Migalhas de Peso

Bitcoins em velocidade de "dobra"

Por enquanto sinto o forte cheiro de uma corrente da felicidade, na qual os primeiros serão os primeiros e os últimos os últimos mesmo, que ficarão vendo os navios carregados de bitcoins afundando.

9/4/2014
Haroldo Malheiros Duclerc Verçosa

Notícias neste prestigioso Migalhas, do dia 8/4/14 nos deram conta que a Receita Federal passou a equiparar os bitcoins a ativos financeiros para o fim de sua informação como "outros bens" nas declarações de bens e, quando for o caso, objetivando o pagamento do imposto correspondente pelos seus titulares. A notícia não diz, mas parece que a Receita não aceitará pagamento em tal "moeda", mas apenas no nosso não muito velho, mas já bem conhecido real.

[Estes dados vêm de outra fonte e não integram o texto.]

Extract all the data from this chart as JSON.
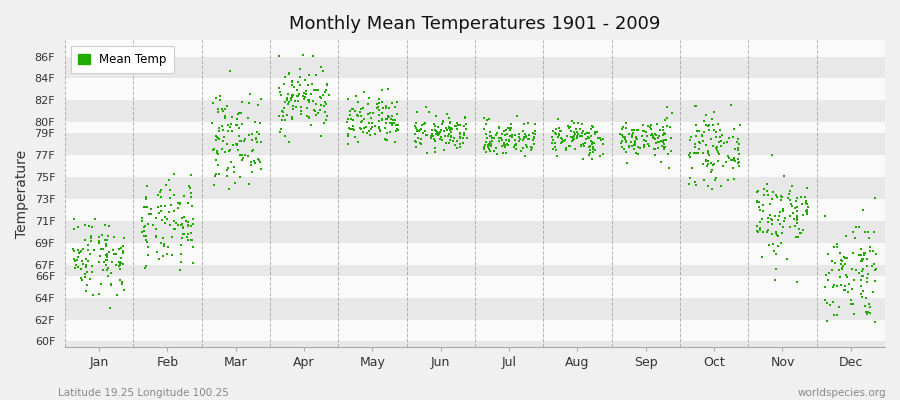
{
  "title": "Monthly Mean Temperatures 1901 - 2009",
  "ylabel": "Temperature",
  "dot_color": "#22aa00",
  "bg_color": "#f0f0f0",
  "stripe_color_light": "#fafafa",
  "stripe_color_dark": "#e8e8e8",
  "grid_color": "#888888",
  "legend_label": "Mean Temp",
  "footer_left": "Latitude 19.25 Longitude 100.25",
  "footer_right": "worldspecies.org",
  "yticks": [
    60,
    62,
    64,
    66,
    67,
    69,
    71,
    73,
    75,
    77,
    79,
    80,
    82,
    84,
    86
  ],
  "ytick_labels": [
    "60F",
    "62F",
    "64F",
    "66F",
    "67F",
    "69F",
    "71F",
    "73F",
    "75F",
    "77F",
    "79F",
    "80F",
    "82F",
    "84F",
    "86F"
  ],
  "ylim": [
    59.5,
    87.5
  ],
  "month_names": [
    "Jan",
    "Feb",
    "Mar",
    "Apr",
    "May",
    "Jun",
    "Jul",
    "Aug",
    "Sep",
    "Oct",
    "Nov",
    "Dec"
  ],
  "monthly_mean_F": [
    67.8,
    70.5,
    78.5,
    82.2,
    80.0,
    79.0,
    78.5,
    78.5,
    78.5,
    77.5,
    71.5,
    66.5
  ],
  "monthly_std_F": [
    1.8,
    2.0,
    2.0,
    1.5,
    1.2,
    0.8,
    0.8,
    0.8,
    0.9,
    1.5,
    2.0,
    2.5
  ],
  "n_years": 109,
  "seed": 42
}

Mas, afinal de contas, o que é um bitcoin? Para simplificar a explicação, trata-se de uma moeda eletrônica que foi criada no ambiente virtual e que nele circula.

Suponhamos que este autor desejasse criar uma moeda dessa espécie, à qual desse o nome de bitduclerc. Assim sendo, eu anuncio no mercado que emiti um bilhão de bitduclercs e que aceito fazer negócios os dando em pagamento. Já que tal moeda seria virtual, naturalmente os bens a serem comprados também deveriam ter a mesma característica e, de tal forma, eu teria apenas criado mais um joguinho do tipo banco imobiliário, embora eletrônico.

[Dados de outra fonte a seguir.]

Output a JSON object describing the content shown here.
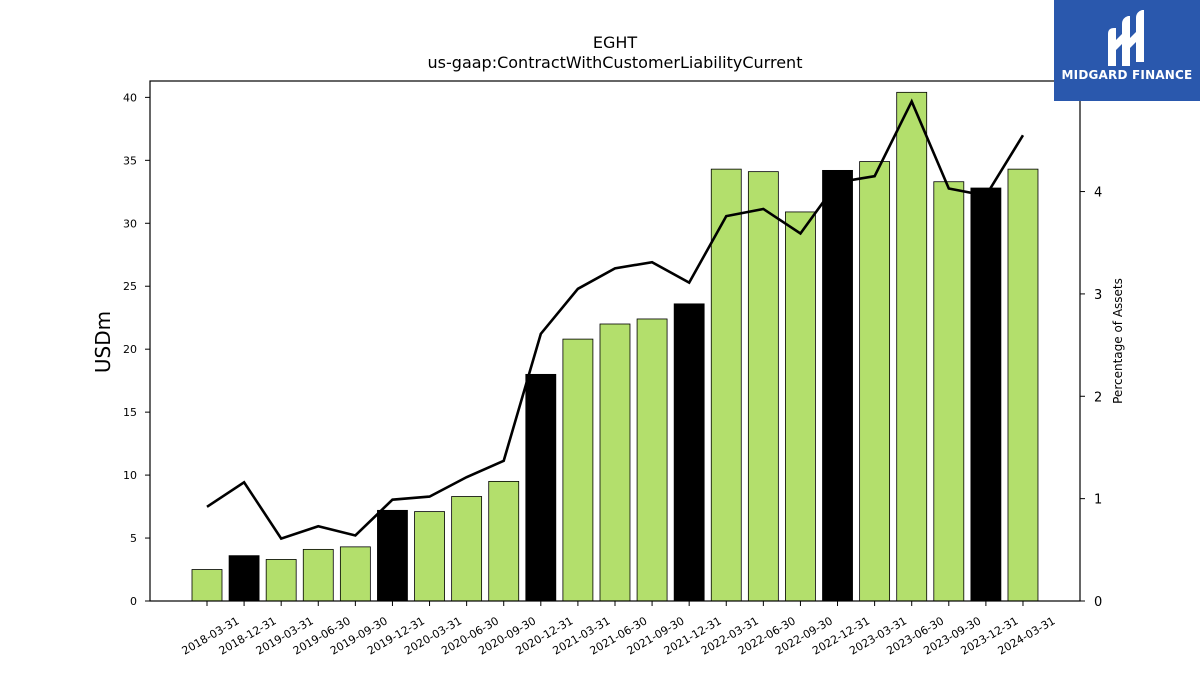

Não é essencial para tal fim, mas eu poderia fazer outra coisa, para dar maior credibilidade à moeda da minha invenção. Se eu tivesse, eu poderia separar um bilhão de reais (patrimônio de afetação) e os destinaria como capital do meu banco eletrônico, fazendo um registro em cartório. Isto seria o lastro da minha nova moeda.

Mas o meu interesse é fazer negócios no mundo real, dando em pagamento a minha moeda eletrônica, mais ou menos a mesma coisa que a Coréia do Norte procura fazer com o que quer que seja usado como moeda naquele país fora da curva, em palavras da moda.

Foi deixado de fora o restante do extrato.